You should be rewarding good service.

------
hdivider
Gamification quite rightfully takes a lot of flak. Earning meaningless shiny
coins in order to compete for some position in the leaderboards makes the
process feel somewhat shallow, even silly. Successful games don't have this
problem.

However, I don't believe that the emotional rewards of playing a well-crafted
game that was at least tangentially based on some otherwise boring real-world
activity are meaningless.

Some people might say that the folks who made DragonBox have essentially
'gamified' the learning of basic algebra - but I'd say they did a pretty solid
job. I don't get the sense of conceptual shallowness from it that is usually
present in such games.

Some things can be turned into games with an almost 1:1 map between game
mechanics and the equivalent real world activity. Some games (like one I'm
currently making, which involves somewhat more advanced mathematics) wouldn't
work with such a map, but instead benefit from a more oblique approach.
Consider how games like Sid Meier's Civilizations or Age of Empires teach
history, or how the codex entries and galaxy map in Mass Effect might at least
open some people's minds to concepts in frontier physics or planetary science,
respectively. This is still quite unexplored territory.

I believe similar things can be achieved for more precise and even advanced
concepts, although by imparting a more refined understanding to the player.
The key is to carefully choose small sections of a subject that are amenable
to being mapped obliquely (not 1:1) to game mechanics, while being careful to
make the 'game' part feel 100% genuine.

The term 'gamification,' however, seems to imply that you can take a
boring/repetitive/unpleasant thing in the real world, throw a half-decent game
designer at it and some programmers, and you end up with a game that turns all
aspects of that activity into something that not only produces the same real-
world benefit, but is also fun. I don't think this is possible in general -
only in very specific cases.

The point is that the information cost of turning something into a game is not
zero, and is measured by the degree of simplification and loss of rigour or
real-world value. As long as the gamifiers are willing to make subjective
calculations like these, I'm all for it, but not if they claim that the
gamified thing is functionally equivalent to the real thing.

------
ogiraldog
As Richard said it’s good to see someone taking a critical look at how
Gamification is applied to Customer Service.

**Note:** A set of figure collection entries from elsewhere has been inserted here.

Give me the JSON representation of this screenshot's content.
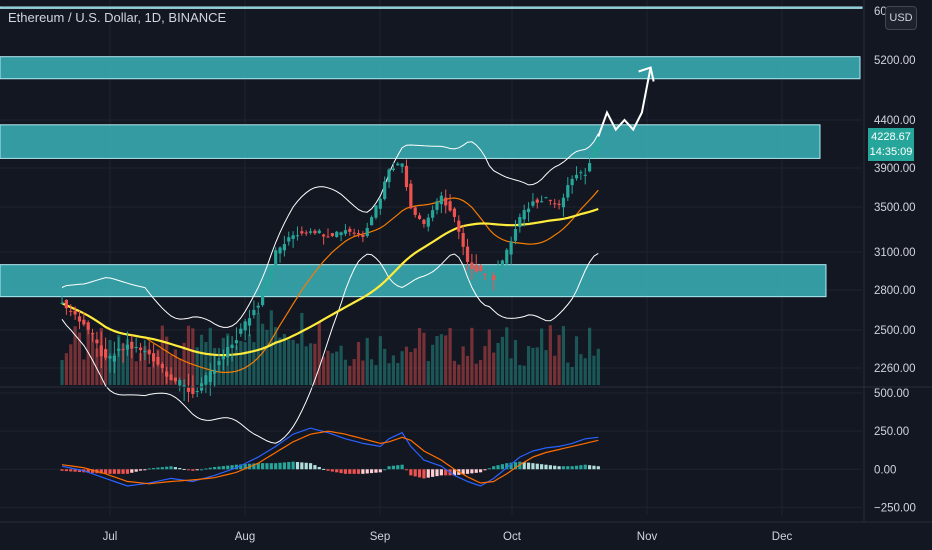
{
  "header": {
    "title": "Ethereum / U.S. Dollar, 1D, BINANCE",
    "currency": "USD"
  },
  "price_badge": {
    "price": "4228.67",
    "countdown": "14:35:09"
  },
  "colors": {
    "zone": "#3bb3b8",
    "up": "#26a69a",
    "down": "#ef5350",
    "ma_fast": "#f57c00",
    "ma_slow": "#ffeb3b",
    "band": "#ffffff",
    "macd": "#2962ff",
    "signal": "#ff6d00"
  },
  "chart_data": [
    {
      "type": "candlestick",
      "title": "Ethereum / U.S. Dollar, 1D, BINANCE",
      "xlabel": "",
      "ylabel": "",
      "x_ticks": [
        "Jul",
        "Aug",
        "Sep",
        "Oct",
        "Nov",
        "Dec"
      ],
      "y_ticks": [
        2260,
        2500,
        2800,
        3100,
        3500,
        3900,
        4400,
        5200,
        6000
      ],
      "y_tick_labels": [
        "2260.00",
        "2500.00",
        "2800.00",
        "3100.00",
        "3500.00",
        "3900.00",
        "4400.00",
        "5200.00",
        "6000.00"
      ],
      "ylim": [
        2150,
        6000
      ],
      "last_price": 4228.67,
      "zones": [
        {
          "low": 2750,
          "high": 3000
        },
        {
          "low": 4000,
          "high": 4350
        },
        {
          "low": 4950,
          "high": 5250
        },
        {
          "low": 5980,
          "high": 6100
        }
      ],
      "series": [
        {
          "kind": "close",
          "dates": [
            "2021-06-20",
            "2021-06-25",
            "2021-06-30",
            "2021-07-05",
            "2021-07-10",
            "2021-07-15",
            "2021-07-20",
            "2021-07-25",
            "2021-07-30",
            "2021-08-04",
            "2021-08-08",
            "2021-08-12",
            "2021-08-16",
            "2021-08-20",
            "2021-08-24",
            "2021-08-28",
            "2021-09-01",
            "2021-09-03",
            "2021-09-06",
            "2021-09-08",
            "2021-09-11",
            "2021-09-15",
            "2021-09-18",
            "2021-09-21",
            "2021-09-24",
            "2021-09-27",
            "2021-09-30",
            "2021-10-03",
            "2021-10-06",
            "2021-10-09",
            "2021-10-12",
            "2021-10-15",
            "2021-10-18",
            "2021-10-21"
          ],
          "values": [
            2700,
            2550,
            2300,
            2400,
            2350,
            2200,
            2100,
            2250,
            2450,
            2700,
            3100,
            3250,
            3300,
            3250,
            3300,
            3250,
            3600,
            3900,
            3950,
            3500,
            3350,
            3600,
            3400,
            3000,
            2950,
            2900,
            3100,
            3400,
            3550,
            3600,
            3500,
            3800,
            3850,
            4228
          ]
        },
        {
          "kind": "projection",
          "dates": [
            "2021-10-21",
            "2021-10-23",
            "2021-10-25",
            "2021-10-27",
            "2021-10-29",
            "2021-10-31",
            "2021-11-02",
            "2021-11-03"
          ],
          "values": [
            4228,
            4500,
            4300,
            4400,
            4300,
            4500,
            5100,
            5000
          ]
        }
      ]
    },
    {
      "type": "macd",
      "y_ticks": [
        -250,
        0,
        250,
        500
      ],
      "y_tick_labels": [
        "−250.00",
        "0.00",
        "250.00",
        "500.00"
      ],
      "ylim": [
        -300,
        520
      ],
      "series": [
        {
          "kind": "macd",
          "values": [
            20,
            -10,
            -60,
            -110,
            -90,
            -60,
            -80,
            -40,
            10,
            80,
            150,
            230,
            270,
            240,
            200,
            170,
            150,
            200,
            240,
            150,
            60,
            20,
            -40,
            -80,
            -110,
            -60,
            10,
            80,
            120,
            140,
            150,
            170,
            200,
            210
          ]
        },
        {
          "kind": "signal",
          "values": [
            30,
            10,
            -30,
            -80,
            -95,
            -80,
            -70,
            -55,
            -20,
            40,
            110,
            180,
            230,
            250,
            230,
            200,
            170,
            180,
            210,
            190,
            120,
            60,
            0,
            -50,
            -90,
            -80,
            -30,
            30,
            80,
            110,
            130,
            150,
            170,
            190
          ]
        }
      ]
    }
  ]
}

Running a Call Center is not an easy task. The easy part is adapting to and
using the technology needed to run it. The big challenge comes down to people
related issues that are more psychological than technological. Call Centers
are driven by metrics, which in itself is not a negative thing. The issue
appears when managers forget how their agent’s emotion and motivation are
behind the metrics. At the end of the day, business success depends on
people’s performance, how Call Center managers and directors are able to
manage employee expectations, motivation, and align their personal goals with
company goals over time.

Call Centers are capable of generating large volumes of information every day,
but this data is only available to a select few people. What about the Agents?
I believe that data should be available on a personal level to empower
learning and performance. Giving them access to this data will transform the
Call Center by bringing transparency and meritocracy. Recognition becomes easy
when this information is available.

Most Gamification platforms lack the necessary focus to understand business
processes and problems that add real value to their customers. Instead, they
are in the business to Gamify everything. I think this is wrong, you can’t
transform the Customer Service industry just by giving points or posting
agents on leaderboards.

We created PlayVox with the idea to make Call Centers better places to work. I
know how difficult the work is and strongly believe that little changes will
help transform this workplace and generate great results. We believe in a more
meritocratic and more transparent place to work, where recognition, promotion
and pay are based on performance and not politics. Gamification or not I think
Call Centers need to humanize the metrics and recognize people for their
contributions.

At the end of the day, I don’t think Gamification is right or wrong, it simply
depends on the context, the problem and how techniques are applied to change
people’s behavior for the better.

Oscar Giraldo, Founder & CEO, <http://PlayVox.com>

------
saurik
Relevant: <http://www.amazon.com/gp/aw/d/0618001816>

Punished by Rewards: The Trouble with Gold Stars, Incentive Plans, A's,
Praise, and Other Bribes